Moreover, these cases merely considered a trial judge's duty to answer questions from the jury, without deciding that issue on federal constitutional grounds. See Baldwin v. Reese, 541 U.S. 27, 32 (2004) (noting that one of the ways a petitioner can fairly present the federal constitutional nature of his claim is to cite a case "deciding such a claim on federal grounds"). And it makes no difference that the federal claim that petitioner failed to raise is somewhat similar to the state law claim that she actually raised. See Anderson v. Harless, 459 U.S. 4, 6 (1982) ("It is not enough that all the facts necessary to support the federal claim were before the state courts, . . . or that a somewhat similar state-law claim was made."); Johnson v. Zenon, 88 F.3d 828, 830 (9th Cir. 1996) ("If a petitioner fails to alert the state court to the fact that he is raising a federal constitutional claim, his federal claim is unexhausted regardless of its similarity to the issues raised in state court.").
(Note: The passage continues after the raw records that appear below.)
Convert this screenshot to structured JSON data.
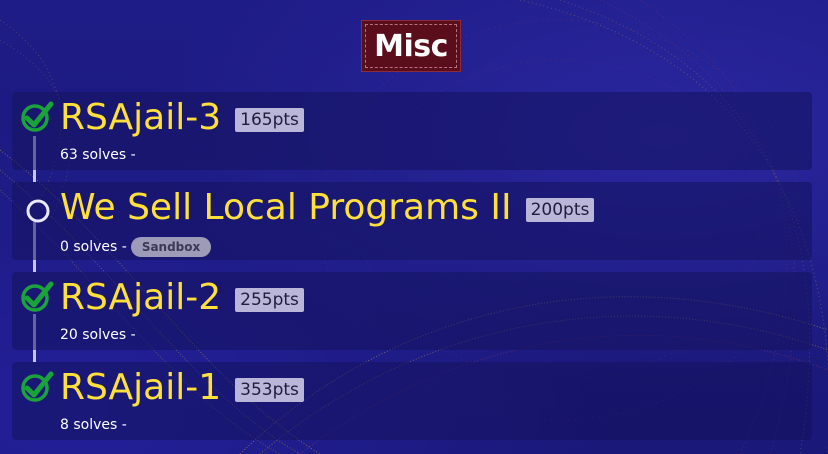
{
  "category": {
    "name": "Misc"
  },
  "challenges": [
    {
      "title": "RSAjail-3",
      "points": "165pts",
      "solves": "63 solves -",
      "tag": "",
      "status": "solved",
      "status_icon": "check-icon"
    },
    {
      "title": "We Sell Local Programs II",
      "points": "200pts",
      "solves": "0 solves -",
      "tag": "Sandbox",
      "status": "unsolved",
      "status_icon": "circle-icon"
    },
    {
      "title": "RSAjail-2",
      "points": "255pts",
      "solves": "20 solves -",
      "tag": "",
      "status": "solved",
      "status_icon": "check-icon"
    },
    {
      "title": "RSAjail-1",
      "points": "353pts",
      "solves": "8 solves -",
      "tag": "",
      "status": "solved",
      "status_icon": "check-icon"
    }
  ],
  "colors": {
    "background": "#1d1b80",
    "title": "#ffe03a",
    "category_bg": "#5a0d1a",
    "solved_check": "#1aa33a",
    "points_badge": "#b9b6d9"
  }
}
Petitioner raised two arguments for why Ground Two was properly exhausted in her Petition for Review, but neither established fair presentation. (ECF No. 19.) First, petitioner contended that Bollenbach cites other cases that purportedly discuss federal constitutional rights. (ECF No. 19 at 7-8.) However, this would have required the state court to read beyond petitioner's brief to alert it of the presence of a federal claim, which is insufficient to satisfy the fair presentation requirement. See Baldwin, 541 U.S. at 32 ("[O]rdinarily a state prisoner does not 'fairly present' a claim to a state court if that court must read beyond a petition or a brief . . . that does not alert it to the presence of a federal claim in order to find material . . . that does so.").
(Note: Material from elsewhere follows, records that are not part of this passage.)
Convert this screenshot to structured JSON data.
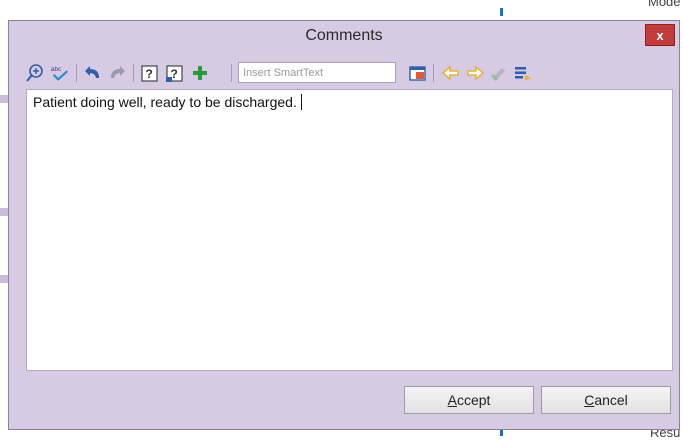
{
  "background": {
    "top_text": "Mode",
    "bottom_text": "Resu"
  },
  "dialog": {
    "title": "Comments",
    "close_label": "x"
  },
  "toolbar": {
    "items": [
      {
        "name": "zoom-in-icon"
      },
      {
        "name": "spellcheck-icon"
      },
      {
        "name": "undo-icon"
      },
      {
        "name": "redo-icon"
      },
      {
        "name": "help-icon"
      },
      {
        "name": "help-next-icon"
      },
      {
        "name": "add-icon"
      },
      {
        "name": "smarttext-browse-icon"
      },
      {
        "name": "arrow-left-icon"
      },
      {
        "name": "arrow-right-icon"
      },
      {
        "name": "sign-icon"
      },
      {
        "name": "insert-list-icon"
      }
    ],
    "smarttext_placeholder": "Insert SmartText"
  },
  "editor": {
    "text": "Patient doing well, ready to be discharged."
  },
  "buttons": {
    "accept_first": "A",
    "accept_rest": "ccept",
    "cancel_first": "C",
    "cancel_rest": "ancel"
  },
  "colors": {
    "dialog_bg": "#d7cbe3",
    "close_red": "#c23b3b",
    "accent_green": "#2a9a3a",
    "accent_yellow": "#e8b23a",
    "icon_blue": "#2f5fa8"
  }
}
Second, petitioner contended that she raised a federal constitutional claim of cumulative error that also encompassed Ground Two. (ECF No. 19 at 8-9.) However, the two claims — cumulative error and erroneous response to a jury's question — are factually distinct, governed by different legal standards, and would be presented separately. Given these circumstances, petitioner did not fairly present Ground Two merely by raising a claim of cumulative error. See Gatlin v. Madding, 189 F.3d 882, 888 (9th Cir. 1999) (petitioner's statement of "cumulative errors" was insufficient to fairly present a due process claim of misidentification).
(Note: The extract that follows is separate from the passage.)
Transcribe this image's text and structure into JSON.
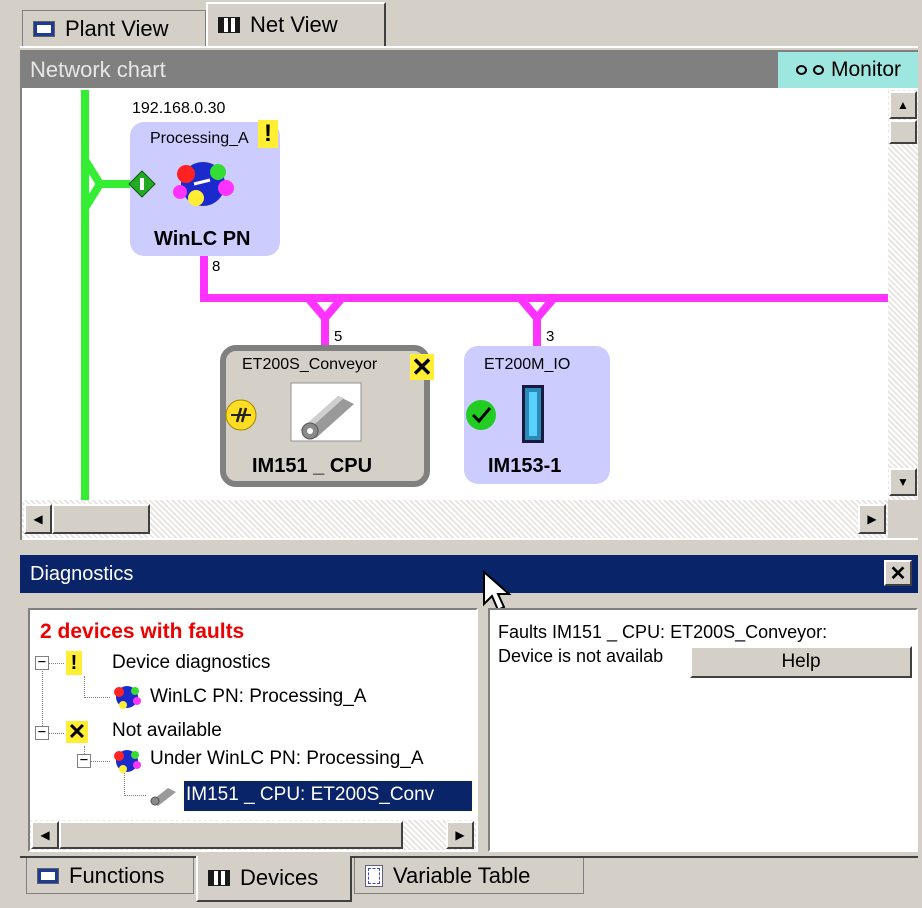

In sum, Ground Two was unexhausted as of the time petitioner filed her original habeas petition in this Court.

3. Ground Two arguably is procedurally defaulted.

Since Ground Two was unexhausted, petitioner returned to the California Supreme Court in order to raise the claim in a state habeas petition. The California Supreme Court denied the habeas petition with a citation In re Dixon, 41 Cal. 2d at 759. (Lodgment 9.) Respondent contends that the California Supreme Court's rejection of the claim under the "Dixon rule" means that Ground Two is procedurally defaulted. (Ans. Mem. at 14-18.)

In order for a claim to be procedurally defaulted for federal habeas corpus purposes, "the application of the state procedural rule must provide 'an adequate and independent state law basis' on which the state court can deny relief." Park v. California, 202 F.3d 1146, 1151 (9th Cir. 2000). "For a state procedural rule to be 'independent,' the state law basis for the decision must not be interwoven with federal law." La Crosse v. Kernan, 244 F.3d 702, 704 (9th Cir. 2001); Morales v. Calderon, 85 F.3d 1387, 1393 (9th Cir. 1996) ("Federal habeas review is not barred if the state decision 'fairly appears to rest primarily on federal law, or to be interwoven with the federal law.'"). In order for a state procedural bar to be "adequate," the state courts must employ a "firmly established and regularly followed state practice." Ford v. Georgia, 498 U.S. 411, 423-24 (1991).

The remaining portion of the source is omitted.